Wednesday, July 7, 2010

Qui tam Plaintiff Cites Professor Crouch's Question to Readers as Proof that Patent Expiration Dates are not Readily Ascertainable

From the Complaint:

“The expiration of a United States patent is not readily ascertainable by members of the American Public at the time of the product purchase. The patent number itself does not provide members of the public with the expiration date of the patent. Basic information about a patent, such as the filing, issue, and priority dates of the associated with a particular U.S. patent number are available at, for example, the website of the United States Patent and Trademark Office. Access to the Internet, however, is necessary to retrieve that information and even after retrieving that information, a consumer most likely does not know the rules governing the term of a patent based on the filing and priority dates. For example, Dennis Crouch, the esteemed patent law professor who writes the popular web log “Patently-O” solicited his readers for a “process flow-chart” for “determining whether an issued patent is still in force.” See That a patent lawyer as skilled as Professor Crouch requires a flow chart to determining whether a patent is still in force is clear indication that the American Public at large cannot perform this calculation at the point of purchasing products. And because Defendant has chosen to either neglect or abdicate its duty to appropriately mark its products, it shifts its duty to the American Public, who necessarily suffer as a result of the false mark.”

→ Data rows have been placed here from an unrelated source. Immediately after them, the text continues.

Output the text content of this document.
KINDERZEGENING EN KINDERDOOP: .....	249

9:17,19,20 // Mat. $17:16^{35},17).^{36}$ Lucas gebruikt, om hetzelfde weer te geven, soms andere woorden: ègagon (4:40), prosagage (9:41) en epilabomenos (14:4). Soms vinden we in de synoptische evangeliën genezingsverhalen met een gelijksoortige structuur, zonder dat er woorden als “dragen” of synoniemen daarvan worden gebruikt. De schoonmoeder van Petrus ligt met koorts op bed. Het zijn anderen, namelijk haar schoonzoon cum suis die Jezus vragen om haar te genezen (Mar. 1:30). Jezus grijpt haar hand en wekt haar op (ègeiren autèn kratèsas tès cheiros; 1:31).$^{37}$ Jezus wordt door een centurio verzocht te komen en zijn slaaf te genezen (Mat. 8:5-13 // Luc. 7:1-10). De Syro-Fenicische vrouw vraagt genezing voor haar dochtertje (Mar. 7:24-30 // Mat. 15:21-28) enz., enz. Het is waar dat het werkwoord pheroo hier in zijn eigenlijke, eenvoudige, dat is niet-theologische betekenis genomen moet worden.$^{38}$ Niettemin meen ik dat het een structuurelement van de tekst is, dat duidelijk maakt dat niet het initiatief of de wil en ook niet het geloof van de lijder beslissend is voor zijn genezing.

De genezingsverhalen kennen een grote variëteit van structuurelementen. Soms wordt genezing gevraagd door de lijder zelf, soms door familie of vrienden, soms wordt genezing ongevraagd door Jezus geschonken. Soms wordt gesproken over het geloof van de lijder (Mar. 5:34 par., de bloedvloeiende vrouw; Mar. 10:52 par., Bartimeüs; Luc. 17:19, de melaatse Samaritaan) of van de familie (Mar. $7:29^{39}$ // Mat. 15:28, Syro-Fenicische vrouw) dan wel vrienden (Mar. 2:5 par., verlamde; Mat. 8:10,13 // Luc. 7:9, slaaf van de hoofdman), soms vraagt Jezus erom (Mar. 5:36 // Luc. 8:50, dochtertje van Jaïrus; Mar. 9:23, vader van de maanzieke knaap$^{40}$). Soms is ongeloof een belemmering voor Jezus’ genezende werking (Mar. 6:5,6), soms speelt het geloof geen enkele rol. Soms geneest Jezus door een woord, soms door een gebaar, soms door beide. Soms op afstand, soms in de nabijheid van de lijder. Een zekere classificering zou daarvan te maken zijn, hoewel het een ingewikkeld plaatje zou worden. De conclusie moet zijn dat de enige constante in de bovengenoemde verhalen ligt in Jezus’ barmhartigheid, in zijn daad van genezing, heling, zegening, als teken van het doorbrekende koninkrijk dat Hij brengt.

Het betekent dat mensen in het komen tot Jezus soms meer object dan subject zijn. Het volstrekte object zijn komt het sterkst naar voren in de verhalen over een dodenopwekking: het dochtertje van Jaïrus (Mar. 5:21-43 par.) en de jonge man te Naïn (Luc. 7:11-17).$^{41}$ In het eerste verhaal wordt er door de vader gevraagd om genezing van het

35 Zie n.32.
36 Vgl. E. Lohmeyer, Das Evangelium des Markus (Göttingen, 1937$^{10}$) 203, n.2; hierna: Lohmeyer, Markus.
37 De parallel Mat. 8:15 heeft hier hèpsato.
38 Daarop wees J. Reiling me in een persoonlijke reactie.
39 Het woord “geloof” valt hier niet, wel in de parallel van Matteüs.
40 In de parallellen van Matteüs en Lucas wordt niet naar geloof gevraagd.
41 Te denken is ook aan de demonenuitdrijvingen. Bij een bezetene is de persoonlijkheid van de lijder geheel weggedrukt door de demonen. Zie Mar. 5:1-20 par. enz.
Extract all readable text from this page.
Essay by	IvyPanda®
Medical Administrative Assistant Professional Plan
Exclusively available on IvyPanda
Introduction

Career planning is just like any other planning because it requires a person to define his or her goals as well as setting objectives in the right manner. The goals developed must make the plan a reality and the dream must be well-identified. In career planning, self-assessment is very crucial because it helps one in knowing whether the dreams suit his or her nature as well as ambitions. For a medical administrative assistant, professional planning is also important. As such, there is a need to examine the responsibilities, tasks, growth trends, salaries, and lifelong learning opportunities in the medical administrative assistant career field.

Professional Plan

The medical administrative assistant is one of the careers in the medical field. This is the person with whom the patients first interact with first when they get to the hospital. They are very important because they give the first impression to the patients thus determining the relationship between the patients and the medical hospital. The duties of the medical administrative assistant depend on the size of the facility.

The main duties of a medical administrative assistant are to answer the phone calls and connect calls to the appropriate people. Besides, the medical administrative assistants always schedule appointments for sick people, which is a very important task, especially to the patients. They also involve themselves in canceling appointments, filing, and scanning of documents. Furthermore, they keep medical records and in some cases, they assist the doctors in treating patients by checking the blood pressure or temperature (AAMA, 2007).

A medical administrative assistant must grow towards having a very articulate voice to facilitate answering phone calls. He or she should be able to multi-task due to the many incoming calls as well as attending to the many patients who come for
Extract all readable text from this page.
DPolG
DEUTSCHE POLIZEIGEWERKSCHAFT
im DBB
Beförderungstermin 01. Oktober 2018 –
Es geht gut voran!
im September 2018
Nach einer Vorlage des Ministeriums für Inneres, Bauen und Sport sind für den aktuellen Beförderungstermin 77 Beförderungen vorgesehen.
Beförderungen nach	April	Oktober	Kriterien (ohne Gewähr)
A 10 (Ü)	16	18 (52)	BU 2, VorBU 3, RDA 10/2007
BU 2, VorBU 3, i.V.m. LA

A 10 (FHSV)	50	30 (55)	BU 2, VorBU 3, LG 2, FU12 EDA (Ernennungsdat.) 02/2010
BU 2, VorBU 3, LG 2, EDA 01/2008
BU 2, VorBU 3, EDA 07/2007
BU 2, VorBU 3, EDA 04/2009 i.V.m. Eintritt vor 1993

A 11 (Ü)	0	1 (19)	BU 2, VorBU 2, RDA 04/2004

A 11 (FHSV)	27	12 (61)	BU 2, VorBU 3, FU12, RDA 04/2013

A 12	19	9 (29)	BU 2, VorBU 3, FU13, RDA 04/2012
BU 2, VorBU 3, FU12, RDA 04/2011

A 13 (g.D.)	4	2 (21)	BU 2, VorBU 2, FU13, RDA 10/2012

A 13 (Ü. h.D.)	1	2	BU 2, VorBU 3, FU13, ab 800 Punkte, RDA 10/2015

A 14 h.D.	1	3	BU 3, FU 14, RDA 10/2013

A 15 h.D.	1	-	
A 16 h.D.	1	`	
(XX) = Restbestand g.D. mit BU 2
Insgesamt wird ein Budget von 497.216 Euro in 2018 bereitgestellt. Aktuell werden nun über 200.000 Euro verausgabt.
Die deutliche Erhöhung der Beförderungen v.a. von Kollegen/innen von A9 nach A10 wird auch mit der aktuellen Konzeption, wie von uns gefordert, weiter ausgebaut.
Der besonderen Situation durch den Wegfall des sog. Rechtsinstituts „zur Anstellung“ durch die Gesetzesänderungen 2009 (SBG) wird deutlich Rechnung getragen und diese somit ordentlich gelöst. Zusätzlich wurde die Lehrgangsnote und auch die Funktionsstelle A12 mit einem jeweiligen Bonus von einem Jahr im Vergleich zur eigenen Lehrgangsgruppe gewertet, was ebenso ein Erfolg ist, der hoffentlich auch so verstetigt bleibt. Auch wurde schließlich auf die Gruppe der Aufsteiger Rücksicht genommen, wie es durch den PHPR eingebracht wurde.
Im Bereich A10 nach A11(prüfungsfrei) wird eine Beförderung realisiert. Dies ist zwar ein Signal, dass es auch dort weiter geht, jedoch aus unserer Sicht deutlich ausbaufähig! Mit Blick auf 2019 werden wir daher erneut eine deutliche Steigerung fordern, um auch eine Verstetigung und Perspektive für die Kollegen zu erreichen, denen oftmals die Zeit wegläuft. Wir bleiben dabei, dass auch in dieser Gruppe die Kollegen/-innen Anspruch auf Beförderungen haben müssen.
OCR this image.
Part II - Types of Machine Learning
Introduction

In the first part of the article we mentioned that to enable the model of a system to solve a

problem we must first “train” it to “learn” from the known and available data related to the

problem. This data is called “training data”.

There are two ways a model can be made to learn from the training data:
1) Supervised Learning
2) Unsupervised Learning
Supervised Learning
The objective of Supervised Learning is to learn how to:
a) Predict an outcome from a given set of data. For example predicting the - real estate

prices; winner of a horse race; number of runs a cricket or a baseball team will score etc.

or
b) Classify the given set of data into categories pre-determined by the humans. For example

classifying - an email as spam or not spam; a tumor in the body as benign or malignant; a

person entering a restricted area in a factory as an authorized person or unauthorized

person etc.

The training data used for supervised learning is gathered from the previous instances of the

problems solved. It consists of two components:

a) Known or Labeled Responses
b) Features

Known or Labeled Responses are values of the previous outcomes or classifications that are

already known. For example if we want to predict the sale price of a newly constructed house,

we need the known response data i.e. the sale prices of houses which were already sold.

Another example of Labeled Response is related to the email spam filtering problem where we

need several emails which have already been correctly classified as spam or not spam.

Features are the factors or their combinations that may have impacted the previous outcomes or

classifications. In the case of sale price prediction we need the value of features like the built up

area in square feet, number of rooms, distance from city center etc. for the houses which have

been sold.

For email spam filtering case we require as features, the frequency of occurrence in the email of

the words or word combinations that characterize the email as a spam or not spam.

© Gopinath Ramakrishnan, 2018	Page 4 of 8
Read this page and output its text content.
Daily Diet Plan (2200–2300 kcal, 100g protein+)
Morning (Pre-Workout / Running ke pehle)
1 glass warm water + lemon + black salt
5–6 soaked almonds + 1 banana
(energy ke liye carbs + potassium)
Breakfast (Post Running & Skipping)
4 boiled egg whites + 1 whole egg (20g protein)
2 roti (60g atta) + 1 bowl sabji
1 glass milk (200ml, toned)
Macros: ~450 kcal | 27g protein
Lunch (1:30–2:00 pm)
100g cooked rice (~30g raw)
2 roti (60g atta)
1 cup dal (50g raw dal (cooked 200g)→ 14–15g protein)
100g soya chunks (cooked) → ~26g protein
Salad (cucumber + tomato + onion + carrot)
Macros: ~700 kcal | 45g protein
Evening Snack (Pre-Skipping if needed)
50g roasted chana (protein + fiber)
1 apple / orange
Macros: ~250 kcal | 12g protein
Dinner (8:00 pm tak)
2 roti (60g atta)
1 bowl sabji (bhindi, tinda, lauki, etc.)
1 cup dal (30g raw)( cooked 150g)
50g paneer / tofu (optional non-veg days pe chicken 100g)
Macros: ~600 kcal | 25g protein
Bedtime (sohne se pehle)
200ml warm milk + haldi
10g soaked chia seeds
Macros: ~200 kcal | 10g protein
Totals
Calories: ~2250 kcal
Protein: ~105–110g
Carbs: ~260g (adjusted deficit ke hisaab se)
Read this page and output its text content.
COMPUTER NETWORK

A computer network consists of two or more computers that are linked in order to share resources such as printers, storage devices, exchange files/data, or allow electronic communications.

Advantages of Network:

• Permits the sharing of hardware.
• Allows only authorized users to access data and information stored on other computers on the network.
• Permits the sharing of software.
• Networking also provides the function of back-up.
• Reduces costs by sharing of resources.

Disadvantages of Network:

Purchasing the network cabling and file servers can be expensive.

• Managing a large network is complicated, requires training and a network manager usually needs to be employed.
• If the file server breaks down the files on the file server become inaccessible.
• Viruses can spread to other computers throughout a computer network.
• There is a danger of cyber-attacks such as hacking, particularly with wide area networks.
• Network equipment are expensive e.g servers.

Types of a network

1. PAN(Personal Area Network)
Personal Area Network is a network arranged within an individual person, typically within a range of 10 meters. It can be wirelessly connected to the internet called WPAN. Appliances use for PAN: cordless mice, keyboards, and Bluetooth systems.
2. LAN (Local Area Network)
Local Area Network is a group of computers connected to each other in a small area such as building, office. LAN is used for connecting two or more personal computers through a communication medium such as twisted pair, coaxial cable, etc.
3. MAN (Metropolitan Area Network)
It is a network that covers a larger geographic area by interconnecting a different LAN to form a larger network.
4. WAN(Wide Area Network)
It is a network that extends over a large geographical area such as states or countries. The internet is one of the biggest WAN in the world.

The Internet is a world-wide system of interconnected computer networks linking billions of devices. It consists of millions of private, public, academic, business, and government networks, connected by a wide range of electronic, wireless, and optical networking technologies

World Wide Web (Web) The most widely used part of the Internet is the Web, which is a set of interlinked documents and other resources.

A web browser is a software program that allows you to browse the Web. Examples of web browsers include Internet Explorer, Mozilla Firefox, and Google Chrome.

North Texas Patent Group, Inc. v. The Hain Celestial Group, Inc., 3-10-cv-01310 (TXED July 6, 2010, Complaint)

1 comment:

PriorSmart said...

I feel like the plaintiff makes a compelling and well-reasoned case for better transparency from the USPTO and "markers" on expirations. Clearly false marks injure the public and ambiguity in the expiration definitely hampers competitors ability to innovate without fear of infringement.